CEDEC運営委員会インタビュー

CEDEC2023 アカデミック・基盤技術分野インタビュー

アカデミック・基盤技術分野 主担当 鳴海 拓志
──アカデミック・基盤技術分野における最新の特徴を教えてください。

鳴海:

2022年にはChatGPTやStable Diffusionといった、文章や画像を生成するAIが登場し、学術だけでなく一般にも大いに話題になりました。
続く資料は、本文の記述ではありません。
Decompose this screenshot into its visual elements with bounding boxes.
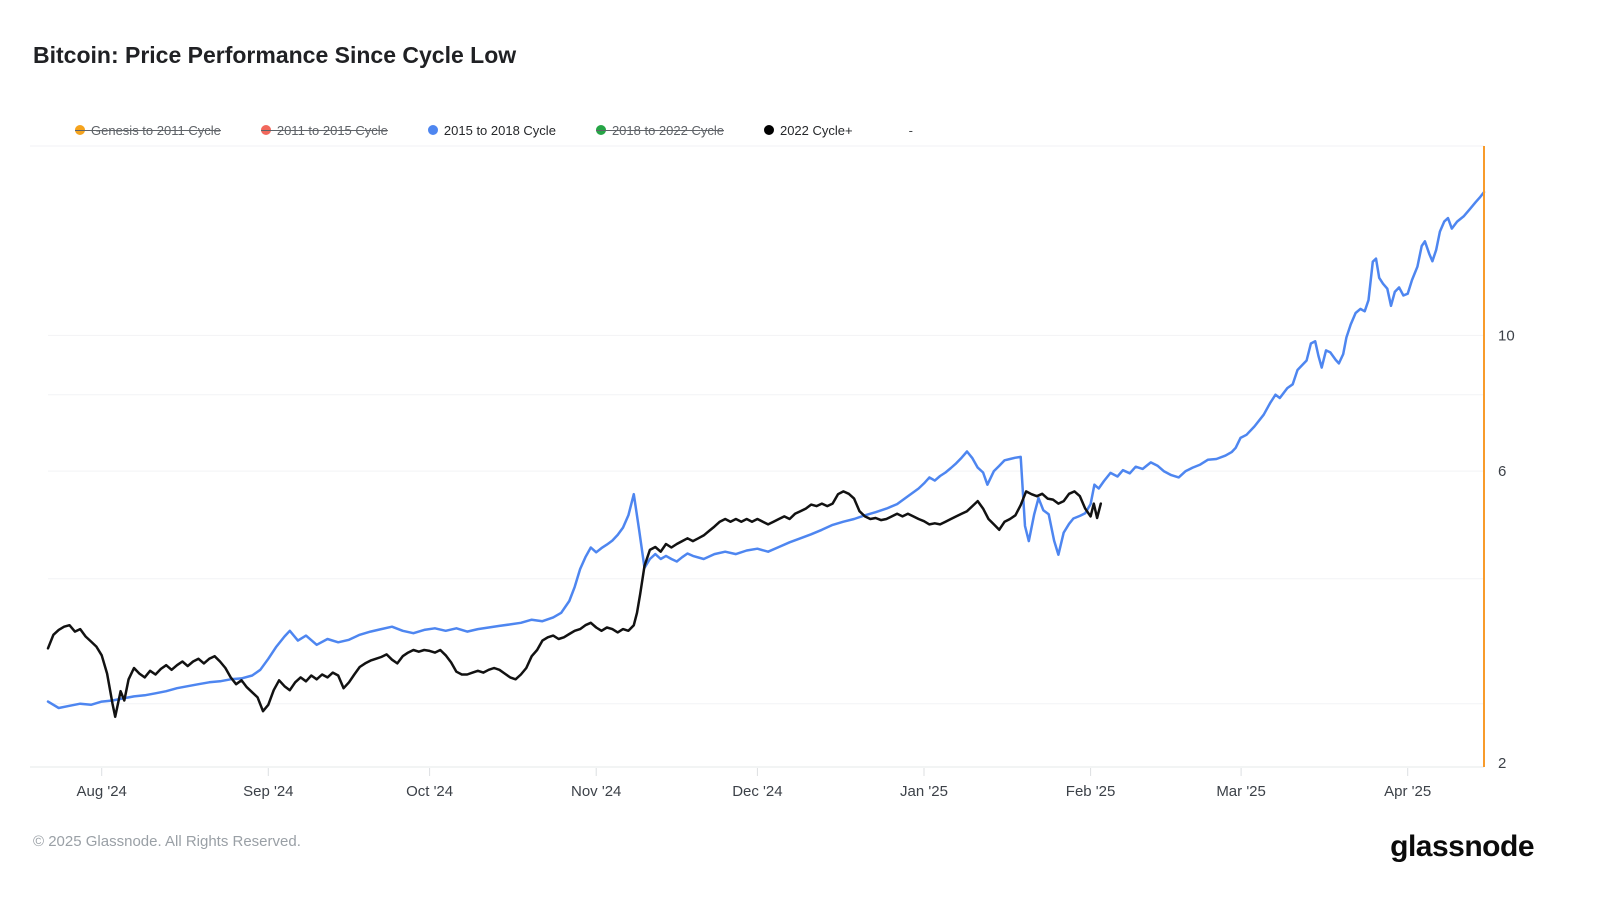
- page-title: Bitcoin: Price Performance Since Cycle L…: [33, 42, 517, 68]
- legend-item-2011-2015[interactable]: 2011 to 2015 Cycle: [260, 123, 388, 138]
- y-axis-label: 6: [1498, 463, 1506, 480]
- x-axis-label: Apr '25: [1384, 783, 1431, 800]
- x-axis-label: Nov '24: [571, 783, 621, 800]
- price-performance-chart[interactable]: Aug '24 Sep '24 Oct '24 Nov '24 Dec '24 Jan '…: [0, 0, 1600, 820]
- x-axis-label: Sep '24: [243, 783, 293, 800]
- series-line-2022-cycle-: [46, 490, 1103, 719]
- legend: Genesis to 2011 Cycle 2011 to 2015 Cycle 2…: [75, 121, 913, 139]
- legend-item-genesis-2011[interactable]: Genesis to 2011 Cycle: [75, 123, 221, 138]
- y-axis-label: 2: [1498, 755, 1506, 772]
- series-line-2015-to-2018-cycle: [46, 190, 1486, 710]
- legend-item-2022-plus[interactable]: 2022 Cycle+: [763, 122, 853, 138]
- legend-swatch-icon: [427, 125, 438, 135]
- legend-label: 2015 to 2018 Cycle: [443, 122, 556, 138]
- plot-area[interactable]: [48, 146, 1484, 767]
- legend-swatch-icon: [763, 125, 774, 135]
- legend-item-empty[interactable]: -: [909, 123, 913, 138]
- legend-item-2015-2018[interactable]: 2015 to 2018 Cycle: [427, 122, 556, 138]
- x-axis-label: Feb '25: [1066, 783, 1116, 800]
- x-axis-label: Dec '24: [732, 783, 782, 800]
- x-axis-label: Mar '25: [1216, 783, 1266, 800]
- x-axis-label: Jan '25: [900, 783, 948, 800]
- legend-label: -: [908, 122, 913, 138]
- glassnode-logo: glassnode: [1390, 830, 1534, 863]
- y-axis-label: 10: [1498, 327, 1515, 344]
- copyright-text: © 2025 Glassnode. All Rights Reserved.: [33, 833, 301, 850]
- x-axis-label: Oct '24: [406, 783, 453, 800]
- legend-item-2018-2022[interactable]: 2018 to 2022 Cycle: [595, 123, 724, 138]
- x-axis-label: Aug '24: [76, 783, 126, 800]
- legend-label: 2022 Cycle+: [779, 122, 853, 138]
こうした大量データからの学習に基づいてコンテンツを生成するAIの技術は日々新しいものが出ており、技術動向を追いかけるだけでも大変な状況です。
それなりのクオリティのコンテンツを大量に生成できるAIが登場してきた一方で、現状ではクオリティや権利問題などの観点で、エンターテインメント分野で生成物を直接利用するのは難しい面もあります。
他方、AlphaGoのおかげで人間の碁の打ち手に新たなバリエーションがもたらされたように、AIは人の発想を拡げ、クリエイターによるコンテンツ創造をより効率的で質の高いものにしていくでしょう。
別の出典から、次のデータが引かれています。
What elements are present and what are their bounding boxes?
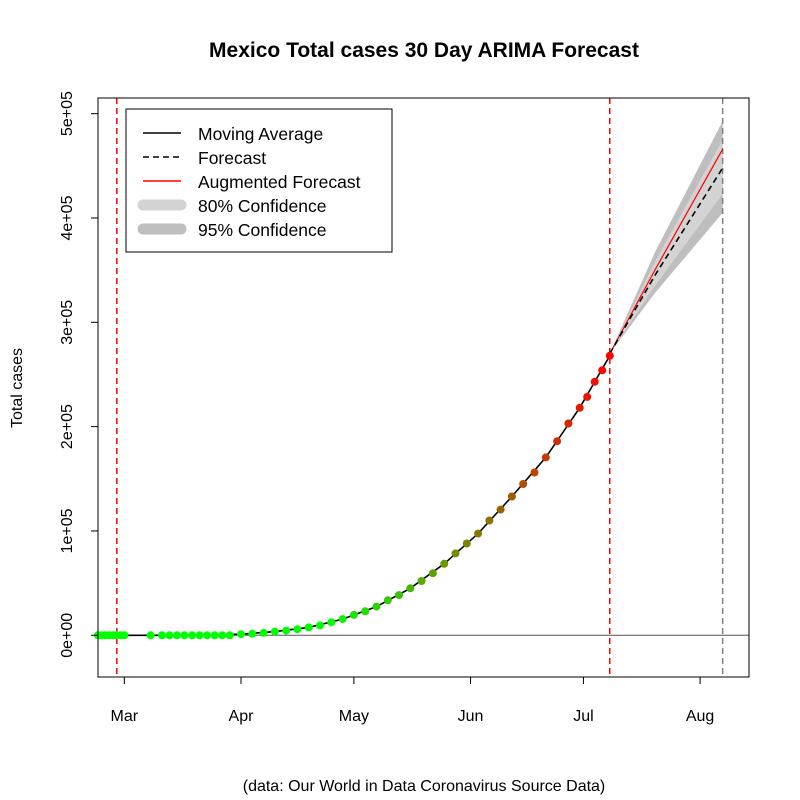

──この分野で特に求めているトピックを教えてください。

鳴海:

技術動向で述べたように、エンターテインメント分野でコンテンツ生成AIをもっと活用していくためには、AIと人の共創を支援するようなインタフェース技術が必要とされます。GPT-3が質問形式というインタフェースを得てChatGPTとなったことで一気に活用が広まったように、エンターテインメントコンテンツ制作のためのAIと人の共創支援技術として何を考える必要があり、どのようなものがあり得るのか、既に活用されている事例の紹介なども含めて、ぜひCEDECで議論したいところです。
また、対面でのイベント開催などが徐々に戻りつつありますが、まだまだ遠隔やハイブリッド環境での共体験を作り出すインタラクション技術の需要も高いので、引き続き関連する発表に期待しています。
新しい観点では、エンターテインメント分野でもダイバーシティ&インクルージョンをこれまで以上に考えていく必要性から、アクセシビリティの担保にかかわる技術や話題についても積極的に話題提供していただきたいです。
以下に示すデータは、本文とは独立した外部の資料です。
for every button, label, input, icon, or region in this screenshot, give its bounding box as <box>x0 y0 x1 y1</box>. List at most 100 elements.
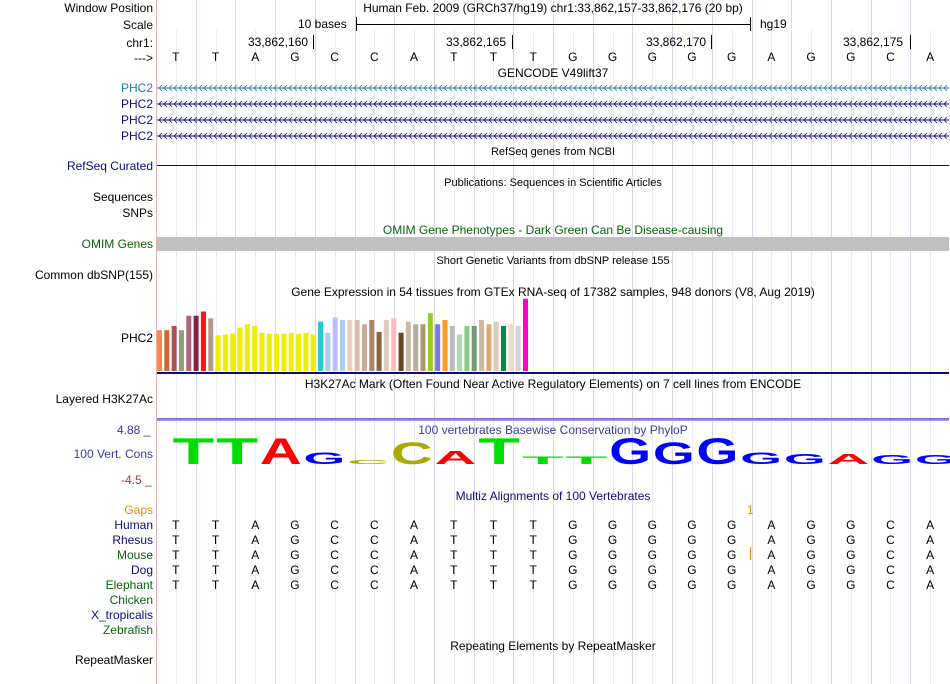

──ご自身の経験や過去の応募者の反応から、応募するメリットはどう感じていますか?

鳴海:

この分野に応募されることが多いアカデミアの方々にとっては、CEDECに応募すること自体が、研究の成果をどう社会と繋げられるかを新しい観点から見つめ直せるとても良い機会になると考えています。
発表に対してエンターテインメント業界の方々からいただける柔軟なご意見は、普段の研究活動で考えることとは違う視点を提供してくれて、研究をする上でも良い刺激になった、といっていただけることが多いです。また、そこから共同研究や実用化に繋がるという場合もあります。

──CEDECでの登壇メリットについてはどう感じていますか?

鳴海:

特に登壇のメリットがあるよとお伝えしたいのは、エンターテインメント業界に興味のある学生さんです。自分の研究で得られた成果や知見を発表して顔を売ることは、エンターテインメント業界との繋がりを作り出すきっかけになります。チャンスを掴む場として、是非応募していただきたいと思っています。

──最後に、公募を検討している方へメッセージをお願いします。

鳴海:

エンターテインメント業界の方々は新しい技術に対してポジティブで、明るく楽しいフィードバックを与えてくれます。アカデミアの方にとってもそうでない方にとっても、CEDECは普段とは違う観点の有意義なフィードバックが得られるお祭りのような楽しい場所です。
中でも、アカデミック・基盤技術分野は、少しでもエンターテインメント分野との関連が見いだされるものであれば、萌芽的な取り組みや新しい提案を何でも受け入れてくれる、ダイバーシティのある分野です。
CEDECに興味はあるけど、自分の持っている知見はCEDECにふさわしいのかな?とためらう必要はありません。様々な方に様々な内容でご応募いただきたいです。